Più in generale, si fa strada l’idea che tutti coloro (e soltanto coloro) che sono in grado allegare e dimostrare l’esistenza, al momento dell’illecito, di un intenso legame affettivo con la persona deceduta –ovvero con la persona alla quale sono state inferte gravi lesioni – possono aspirare al risarcimento del danno non patrimoniale iure proprio. L’esistenza di tale elemento è talmente densa di significato da non richiedere la concomitanza di altri profili, se non per corroborarlo; così come a fronte della sua insussistenza, finiscono col passare in secondo piano il dato fattuale della convivenza e persino i vicoli di parentela o di coniugio. In quest’ottica un legame affettivo rilevante può ben essere quello intercorrente tra i fidanzati che, anche quando non connotato dalla convivenza e non assimilabile a un rapporto di coniugio, appaia destinato a evolversi in matrimonio (così Cass. civ., sez. III, 21 marzo 2013, n. 7128, che, in un caso di lavoratore gravemente infortunato, aveva evidenziato come la celebrazione del matrimonio, successivo all'incidente, non costituisce, da sé sola considerata un fatto rilevante per il riconoscimento del diritto al risarcimento in capo all’allora fidanzata del danneggiato; piuttosto, assume rilevanza quale fatto noto che consenta di risalire, eventualmente inquadrato nel complesso di altri elementi indiziari - al fatto ignoto dell'intensità di una relazione affettiva preesistente).

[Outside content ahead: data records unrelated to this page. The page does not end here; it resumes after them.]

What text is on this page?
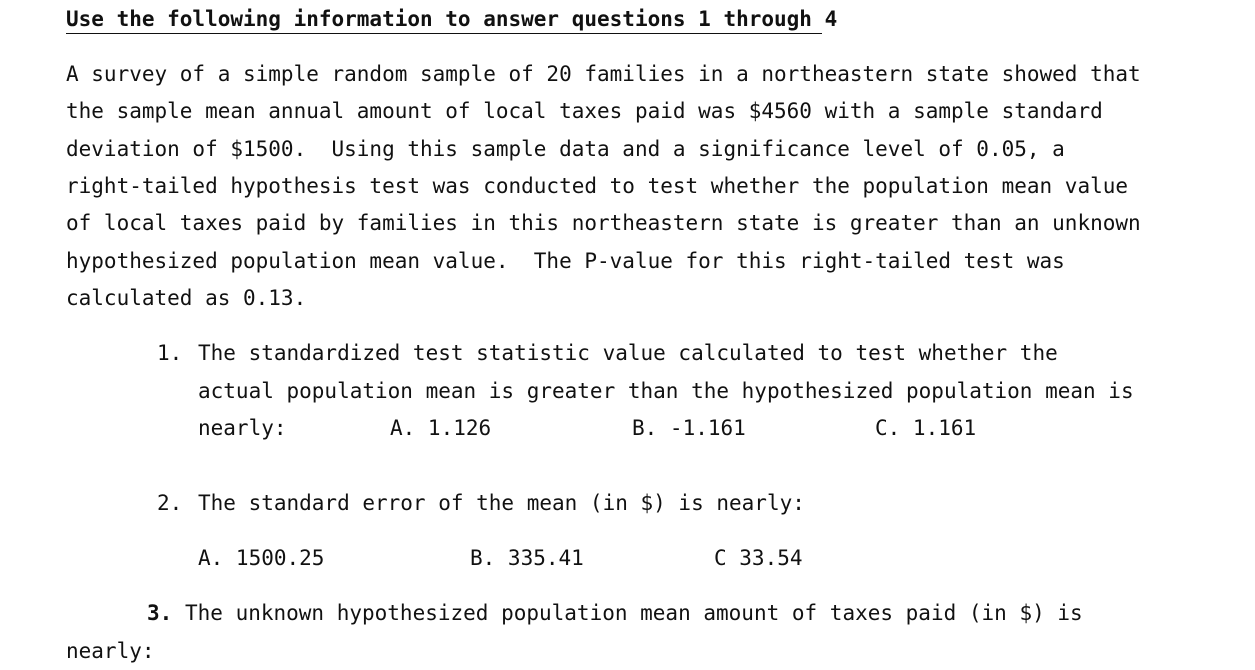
Use the following information to answer questions 1 through 4
A survey of a simple random sample of 20 families in a northeastern state showed that
the sample mean annual amount of local taxes paid was $4560 with a sample standard
deviation of $1500.  Using this sample data and a significance level of 0.05, a
right-tailed hypothesis test was conducted to test whether the population mean value
of local taxes paid by families in this northeastern state is greater than an unknown
hypothesized population mean value.  The P-value for this right-tailed test was
calculated as 0.13.
1. The standardized test statistic value calculated to test whether the
actual population mean is greater than the hypothesized population mean is
nearly:	A. 1.126	B. -1.161	C. 1.161
2. The standard error of the mean (in $) is nearly:
A. 1500.25	B. 335.41	C 33.54
3. The unknown hypothesized population mean amount of taxes paid (in $) is
nearly:
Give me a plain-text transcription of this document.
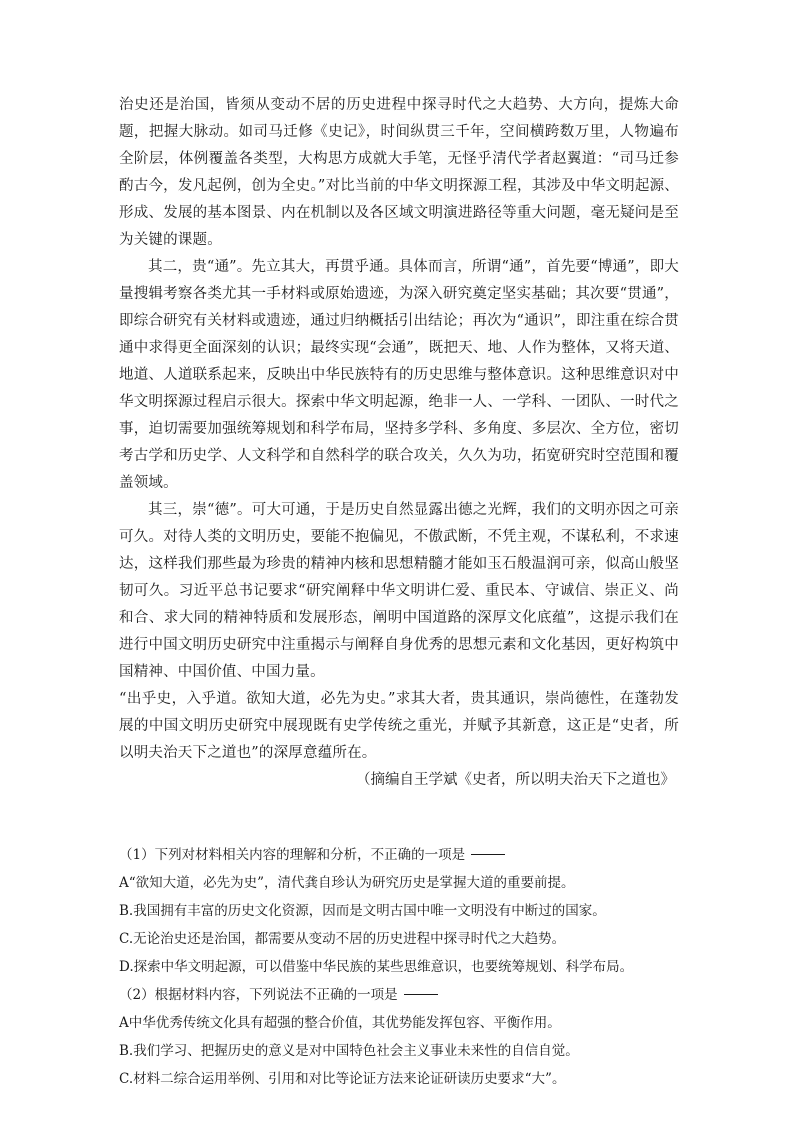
治史还是治国，皆须从变动不居的历史进程中探寻时代之大趋势、大方向，提炼大命题，把握大脉动。如司马迁修《史记》，时间纵贯三千年，空间横跨数万里，人物遍布全阶层，体例覆盖各类型，大构思方成就大手笔，无怪乎清代学者赵翼道：“司马迁参酌古今，发凡起例，创为全史。”对比当前的中华文明探源工程，其涉及中华文明起源、形成、发展的基本图景、内在机制以及各区域文明演进路径等重大问题，毫无疑问是至为关键的课题。

其二，贵“通”。先立其大，再贯乎通。具体而言，所谓“通”，首先要“博通”，即大量搜辑考察各类尤其一手材料或原始遗迹，为深入研究奠定坚实基础；其次要“贯通”，即综合研究有关材料或遗迹，通过归纳概括引出结论；再次为“通识”，即注重在综合贯通中求得更全面深刻的认识；最终实现“会通”，既把天、地、人作为整体，又将天道、地道、人道联系起来，反映出中华民族特有的历史思维与整体意识。这种思维意识对中华文明探源过程启示很大。探索中华文明起源，绝非一人、一学科、一团队、一时代之事，迫切需要加强统筹规划和科学布局，坚持多学科、多角度、多层次、全方位，密切考古学和历史学、人文科学和自然科学的联合攻关，久久为功，拓宽研究时空范围和覆盖领域。

其三，崇“德”。可大可通，于是历史自然显露出德之光辉，我们的文明亦因之可亲可久。对待人类的文明历史，要能不抱偏见，不傲武断，不凭主观，不谋私利，不求速达，这样我们那些最为珍贵的精神内核和思想精髓才能如玉石般温润可亲，似高山般坚韧可久。习近平总书记要求“研究阐释中华文明讲仁爱、重民本、守诚信、崇正义、尚和合、求大同的精神特质和发展形态，阐明中国道路的深厚文化底蕴”，这提示我们在进行中国文明历史研究中注重揭示与阐释自身优秀的思想元素和文化基因，更好构筑中国精神、中国价值、中国力量。

“出乎史，入乎道。欲知大道，必先为史。”求其大者，贵其通识，崇尚德性，在蓬勃发展的中国文明历史研究中展现既有史学传统之重光，并赋予其新意，这正是“史者，所以明夫治天下之道也”的深厚意蕴所在。

（摘编自王学斌《史者，所以明夫治天下之道也》

（1）下列对材料相关内容的理解和分析，不正确的一项是

A“欲知大道，必先为史”，清代龚自珍认为研究历史是掌握大道的重要前提。

B.我国拥有丰富的历史文化资源，因而是文明古国中唯一文明没有中断过的国家。

C.无论治史还是治国，都需要从变动不居的历史进程中探寻时代之大趋势。

D.探索中华文明起源，可以借鉴中华民族的某些思维意识，也要统筹规划、科学布局。

（2）根据材料内容，下列说法不正确的一项是

A中华优秀传统文化具有超强的整合价值，其优势能发挥包容、平衡作用。

B.我们学习、把握历史的意义是对中国特色社会主义事业未来性的自信自觉。

C.材料二综合运用举例、引用和对比等论证方法来论证研读历史要求“大”。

La preminenza del legame affettivo emerge anche da altri passaggi della sentenza del Tribunale di Reggio Emilia. Il padre del ragazzo deceduto – a seguito dalla separazione dalla moglie – non viveva assieme a lui da molti anni. Sennonché sulla scorta della frequentazione assidua tra genitore e figlio, nonché degli altri elementi di fatto che lasciavano presagire un consolidamento del rapporto tra i due, non stupisce l’accoglimento della domanda dal primo formulata. Anche il via libera alla pretesa risarcitoria dei nonni non viene subordinato alla convivenza col nipote (come invece pretendeva Cass. civ., sez. III, 16 marzo 2012, n. 4253), in quanto ciò che realmente conta è sempre l’esistenza di un solido legame affettivo (secondo quanto stabilito da Cass. pen., sez. III, 4 giugno 2013, n. 29735). Nel caso di specie il test è stato superato soltanto da una delle nonne, rispetto alla quale si è appurata una frequentazione del nipote non episodica e tutt’altro che formale.